Le président: Je vais bien sûr choisir le moment où nous
allons nous réunir de nouveau sur cette question. Entre-temps, je
vais peut-être demander aux recherchistes de commencer à travailler
sur le rapport. Ce faisant, nous ne remettrions en question aucune
intervention ultérieure à propos de ce rapport, à supposer que
cette question ressorte lors d'une future réunion et que quelqu'un
obtienne la parole pour débattre de la motion.
Chers collègues, je crois que nous avons réalisé les objectifs
que nous poursuivions et que nous pouvons lever la séance
maintenant. Accordez-moi 10 secondes.
J'ai demandé au greffier de me conseiller en matière de
procédure sur des choses aussi élémentaires que la convocation
d'une réunion.
M. Bob Kilger: Je propose de lever la séance.
Mme Marlene Catterall: Que le président lève la séance.

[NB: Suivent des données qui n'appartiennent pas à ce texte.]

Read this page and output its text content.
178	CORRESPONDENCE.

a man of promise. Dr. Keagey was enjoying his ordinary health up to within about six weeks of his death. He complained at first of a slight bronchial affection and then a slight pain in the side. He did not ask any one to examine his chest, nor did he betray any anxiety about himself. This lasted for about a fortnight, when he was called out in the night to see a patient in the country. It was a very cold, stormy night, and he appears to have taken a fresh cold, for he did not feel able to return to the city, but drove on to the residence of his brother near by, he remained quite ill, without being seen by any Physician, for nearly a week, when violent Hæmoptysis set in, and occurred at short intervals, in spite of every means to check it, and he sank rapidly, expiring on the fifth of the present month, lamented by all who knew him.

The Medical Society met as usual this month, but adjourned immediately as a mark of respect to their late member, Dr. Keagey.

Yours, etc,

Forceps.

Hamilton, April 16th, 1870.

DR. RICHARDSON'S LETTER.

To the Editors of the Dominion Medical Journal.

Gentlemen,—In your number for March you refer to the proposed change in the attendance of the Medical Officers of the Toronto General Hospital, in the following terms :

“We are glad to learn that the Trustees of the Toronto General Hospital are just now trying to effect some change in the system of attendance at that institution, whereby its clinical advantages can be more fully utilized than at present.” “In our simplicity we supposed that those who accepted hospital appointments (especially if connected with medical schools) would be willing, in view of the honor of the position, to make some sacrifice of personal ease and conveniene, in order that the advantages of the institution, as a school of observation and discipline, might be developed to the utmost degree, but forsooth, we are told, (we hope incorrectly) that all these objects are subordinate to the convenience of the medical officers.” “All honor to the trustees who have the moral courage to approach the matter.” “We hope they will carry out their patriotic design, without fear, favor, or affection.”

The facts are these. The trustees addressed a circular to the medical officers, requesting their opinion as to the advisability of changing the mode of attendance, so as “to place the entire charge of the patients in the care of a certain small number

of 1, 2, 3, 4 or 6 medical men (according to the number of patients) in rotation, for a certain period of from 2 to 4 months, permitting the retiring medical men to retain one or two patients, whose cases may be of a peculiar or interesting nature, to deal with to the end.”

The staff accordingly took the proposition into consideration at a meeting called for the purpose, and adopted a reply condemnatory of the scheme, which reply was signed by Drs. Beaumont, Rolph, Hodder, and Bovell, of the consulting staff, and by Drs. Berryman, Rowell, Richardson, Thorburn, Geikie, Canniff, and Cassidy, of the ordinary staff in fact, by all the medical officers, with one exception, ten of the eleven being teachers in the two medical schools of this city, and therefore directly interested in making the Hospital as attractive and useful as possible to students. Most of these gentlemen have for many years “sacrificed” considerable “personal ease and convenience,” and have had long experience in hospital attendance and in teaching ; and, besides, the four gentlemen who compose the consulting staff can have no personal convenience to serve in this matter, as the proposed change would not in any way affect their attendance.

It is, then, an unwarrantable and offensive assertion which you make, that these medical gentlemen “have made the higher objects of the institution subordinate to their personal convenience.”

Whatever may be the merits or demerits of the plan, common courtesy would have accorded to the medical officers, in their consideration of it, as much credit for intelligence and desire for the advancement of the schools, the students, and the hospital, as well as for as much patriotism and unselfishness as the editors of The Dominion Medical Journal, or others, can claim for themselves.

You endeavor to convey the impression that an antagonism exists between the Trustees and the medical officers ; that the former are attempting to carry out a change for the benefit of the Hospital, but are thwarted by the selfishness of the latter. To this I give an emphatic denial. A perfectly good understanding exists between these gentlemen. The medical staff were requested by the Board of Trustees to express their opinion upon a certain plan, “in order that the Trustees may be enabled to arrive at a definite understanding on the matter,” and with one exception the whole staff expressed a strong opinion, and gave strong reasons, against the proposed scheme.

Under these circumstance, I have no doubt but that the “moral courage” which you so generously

Le président: Nous sommes donc saisis d'une motion demandant
que le président lève la séance, comme d'habitude. Je vous invite,
avant la prochaine réunion, à recueillir les avis de vos collègues
pour que nous puissions nous rencontrer de nouveau le plus tôt
possible à ce sujet et sur les questions à venir.
[Français]
M. Stéphane Bergeron: J'ai un rappel au Règlement,
monsieur le président.
[Traduction]
Le président: Je pense qu'il s'agit d'une motion non sujette
à débat, mais si vous voulez intervenir sur un rappel au Règlement,
allez-y.
[Français]
M. Stéphane Bergeron: Je veux simplement signaler
encore une fois, monsieur le président, que selon mon
interprétation du Règlement, je devrais être le premier
intervenant à prendre la parole lors de la prochaine rencontre.
[Traduction]
Le président: C'est précisément pour vous donner un avantage,
monsieur Bergeron, parce qu'en interrompant la séance maintenant,
nous serons frais et dispos lors de la prochaine réunion.
Nous sommes saisis d'une motion pour lever la séance.
(La motion est acceptée)
Le président: Je déclare la séance levée.